Thursday 2 April 2015

On Burning Churches




The poet W.H. Auden regained his Christian faith after reflecting on the burning of churches during the Spanish Civil War. He’d gone to the war an idealistic Marxist-materialist-atheist, but the burning of churches disturbed him. In trying to discover reasons for his distress, he returned to his Christian belief.
            Atheism presents itself as a wise reasonable alternative to the fires of faith. This is neither new nor reasonable. Revolutionary France turned Notre Dame Cathedral into a Temple of Reason. It doesn’t last. Icons and churches once burned in Orthodox Russia.
            Treasures of art and music may burn with the church. Churches hold the reverence of our ancestors, so burning churches may symbolise obliteration of ancient civilisations.          
            Churches burn for many reasons: if someone lights the hedge on fire and it spreads to the church, is it accidental?
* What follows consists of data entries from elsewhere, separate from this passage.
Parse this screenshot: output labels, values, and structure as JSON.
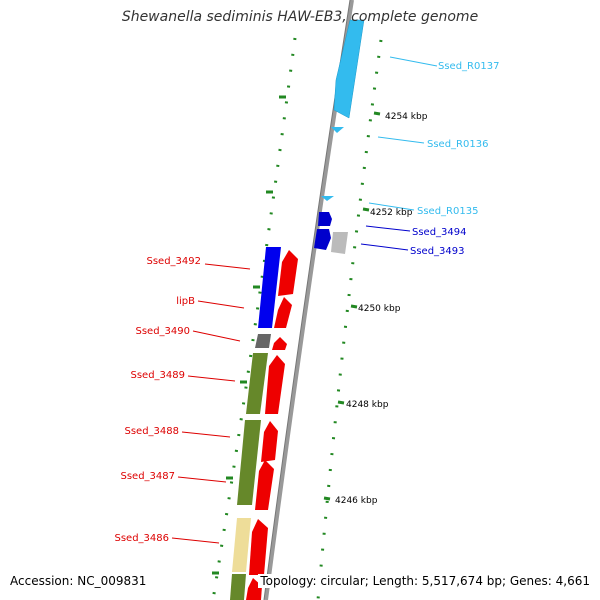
{
  "title": "Shewanella sediminis HAW-EB3, complete genome",
  "footer": {
    "accession": "Accession: NC_009831",
    "summary": "Topology: circular; Length: 5,517,674 bp; Genes: 4,661"
  },
  "colors": {
    "rna": "#33bbee",
    "plus_strand": "#0000cc",
    "minus_strand": "#dd0000",
    "scale": "#228822",
    "backbone": "#888888"
  },
  "ticks": [
    "4254 kbp",
    "4252 kbp",
    "4250 kbp",
    "4248 kbp",
    "4246 kbp"
  ],
  "labels": {
    "Ssed_R0137": "Ssed_R0137",
    "Ssed_R0136": "Ssed_R0136",
    "Ssed_R0135": "Ssed_R0135",
    "Ssed_3494": "Ssed_3494",
    "Ssed_3493": "Ssed_3493",
    "Ssed_3492": "Ssed_3492",
    "lipB": "lipB",
    "Ssed_3490": "Ssed_3490",
    "Ssed_3489": "Ssed_3489",
    "Ssed_3488": "Ssed_3488",
    "Ssed_3487": "Ssed_3487",
    "Ssed_3486": "Ssed_3486"
  }
}
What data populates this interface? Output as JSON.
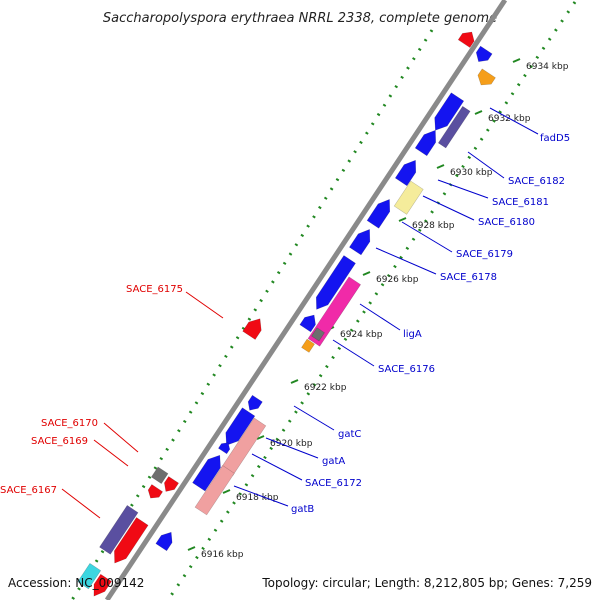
{
  "title": "Saccharopolyspora erythraea NRRL 2338, complete genome",
  "footer": {
    "accession": "Accession: NC_009142",
    "summary": "Topology: circular; Length: 8,212,805 bp; Genes: 7,259"
  },
  "ticks": [
    "6916 kbp",
    "6918 kbp",
    "6920 kbp",
    "6922 kbp",
    "6924 kbp",
    "6926 kbp",
    "6928 kbp",
    "6930 kbp",
    "6932 kbp",
    "6934 kbp"
  ],
  "labels_reverse": [
    "SACE_6175",
    "SACE_6170",
    "SACE_6169",
    "SACE_6167"
  ],
  "labels_forward": [
    "fadD5",
    "SACE_6182",
    "SACE_6181",
    "SACE_6180",
    "SACE_6179",
    "SACE_6178",
    "ligA",
    "SACE_6176",
    "gatC",
    "gatA",
    "SACE_6172",
    "gatB"
  ],
  "colors": {
    "backbone": "#8a8a8a",
    "forward_cds": "#1414f0",
    "reverse_cds": "#f00a14",
    "dark_cds": "#5a4fa0",
    "pink_cds": "#f02aa8",
    "salmon_cds": "#f0a0a0",
    "yellow_cds": "#f5ec9b",
    "orange_cds": "#f59e1a",
    "gray_cds": "#6e6e6e",
    "cyan_cds": "#3cd6e0",
    "gc_ticks": "#228822",
    "forward_label": "#0000cc",
    "reverse_label": "#e00000"
  }
}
Deliberately firing a building is arson, a crime. In 1936, Gaudi’s plans and models for the Sagrada Familia in Barcelona burned when the church was set on fire by revolutionaries: the models are being reconstructed as work on this mighty basilica continues.
            When churches burn, the faith of the congregation continues to flow like fire. A church stands a holy island amid the waves of worldly space. When any church burns, the most important question will be: who has the photographs, drawings, and plans?

1 comment:

  1. There is an immediate question, I think, when a church burns down: what will the congregation do next?